La invasión rusa de Ucrania y la atroz guerra que ha desencadenado tiene como consecuencia, entre otras, un fuerte encarecimiento del gas natural y el temor a un problema de escasez en la Unión Europea que se podría dar especialmente este invierno. Esto ha disparado comprensibles alarmas y ha creado la sensación que hay que actuar de forma urgente.
¿Pero qué es una acción urgente? Estos días de oleadas de calor, deshielo de glaciares e incendios nos recuerdan de nuevo también la urgencia de actuar ante el cambio climático mitigando sus emisiones. No solo apagando incendios (que también tienen que ver con la gestión forestal), sino actuando urgentemente para cambiar de rumbo. Con contradicciones y de forma demasiado tímida, la UE planteó hace pocos años seriamente esta idea con el Pacto Verde Europeo o Green New Deal.
Las respuestas a la urgencia de los problemas de inflación y de abastecimiento de gas las tendríamos que valorar en el contexto, también, de la emergencia climática evitando que la coyuntura actual nos aleje de este cambio de rumbo y que unas urgencias hagan olvidar otras.
Bienvenidas sean las obligaciones de limitar las temperaturas mínimas y máximas de aires acondicionados y calefacciones en lugares públicos (y las fuertes campañas de persuasión para un uso privado responsable). La pregunta es: ¿por qué ha hecho falta una guerra para poner en marcha estas regulaciones si somos conscientes de que estamos en situación de emergencia climática? La medida, además, no cuesta dinero sino que lo ahorra.

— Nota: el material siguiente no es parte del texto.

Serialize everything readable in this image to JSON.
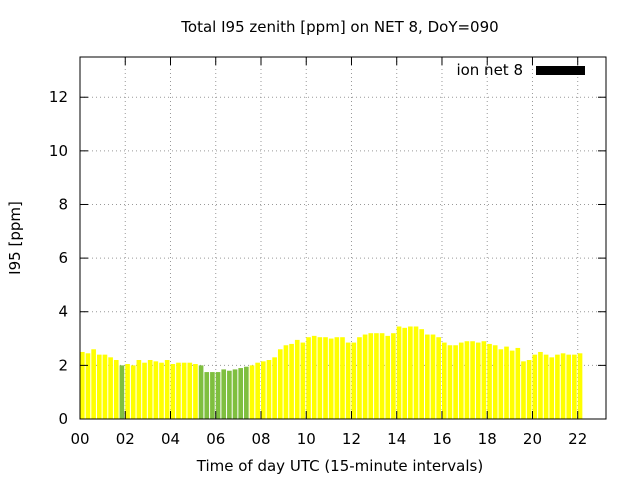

Bienvenidas también las medidas de aumento de eficiencia energética de hogares y edificios y de impulso del autoconsumo energético, activadas en gran parte gracias a los fondos europeos Next Generation pero también a subvenciones y desgravaciones fiscales provenientes de muchos ayuntamientos (como está haciendo decididamente por ejemplo el de Barcelona). Reducen emisiones, protegen de la pobreza energética y también hacen las economías más resilientes haciéndolas menos dependientes de las importaciones de recursos energéticos. Estas medidas sí que implican inversiones y esto recuerda que destinar más dinero a armamento –como se ha pactado con la OTAN– tiene el coste de oportunidad de no poderlo destinar a usos como este. Más gasto armamentista no llevará a un mundo más seguro, mientras que las políticas para frenar el cambio climático pueden proteger de un mundo más inseguro reduciendo el sufrimiento y la inestabilidad social que comportará, sobre todo en los países más pobres (una gran injusticia porque la responsabilidad histórica del problema se concentra sobre todo en el mundo rico).

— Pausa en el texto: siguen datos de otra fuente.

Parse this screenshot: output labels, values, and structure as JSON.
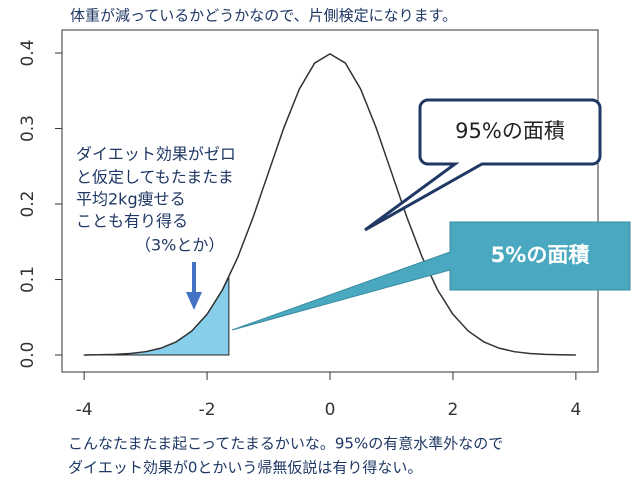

Bienvenidas también las medidas de impulso del transporte público (aunque podemos debatir si es más prioritaria la gratuidad o la inversión para mejorar este transporte). En cambio, es inaceptable una medida como la reducción indiscriminada de los impuestos a los carburantes, que, además de muy poco efectiva para reducir los precios, da una señal económica en la mala dirección, puesto que lo que hace falta es reducir el uso de los combustibles fósiles. Además, se trata de una medida regresiva porque en términos generales los ricos van mucho más en coche que los pobres.
Por encima de todo está evitar que la crisis del gas impulse el uso del carbón. Es urgente perseverar en el cambio de rumbo hacia una economía más sostenible y no se tienen que dar pasos atrás volviendo al combustible más contaminante.
Tenemos que preguntarnos hasta qué punto estamos dispuestos a hacer renuncias para hacer frente a la potencial escasez de gas sin agravar la emergencia climática. Ahora la guerra lo ha trastocado todo en Europa, pero la radical reducción de emisiones de gases de efecto invernadero no será nunca un camino de rosas consistente en un simple cambio tecnológico sin costes. Una transición energética como la que necesitamos no es nada fácil y hay que cuestionarse también muchos aspectos de los estilos de vida de nuestras sociedades de la opulencia.
El covid-19 dio lugar en muchos países a decisiones políticas que pusieron (a pesar de que muy temporalmente) la preservación de la salud de la población por encima del mantenimiento de la actividad económica. ¿Puede el deseo de preservar la salud planetaria tener un efecto parecido? Es difícil, porque los efectos de las políticas de mitigación son totalmente globales y casi no se perciben en el muy corto plazo. Tampoco ayuda que las políticas económicas de la UE siguen ancladas (pese al Pacto Verde Europeo) en el objetivo del crecimiento económico. Pero el hecho de que nuestras acciones o inacciones en política climática tengan consecuencias sobre todo dentro de décadas, más que en los próximos meses, no hace que la cuestión sea menos urgente: vamos muy tarde y un retraso de las acciones lleva al desastre climático.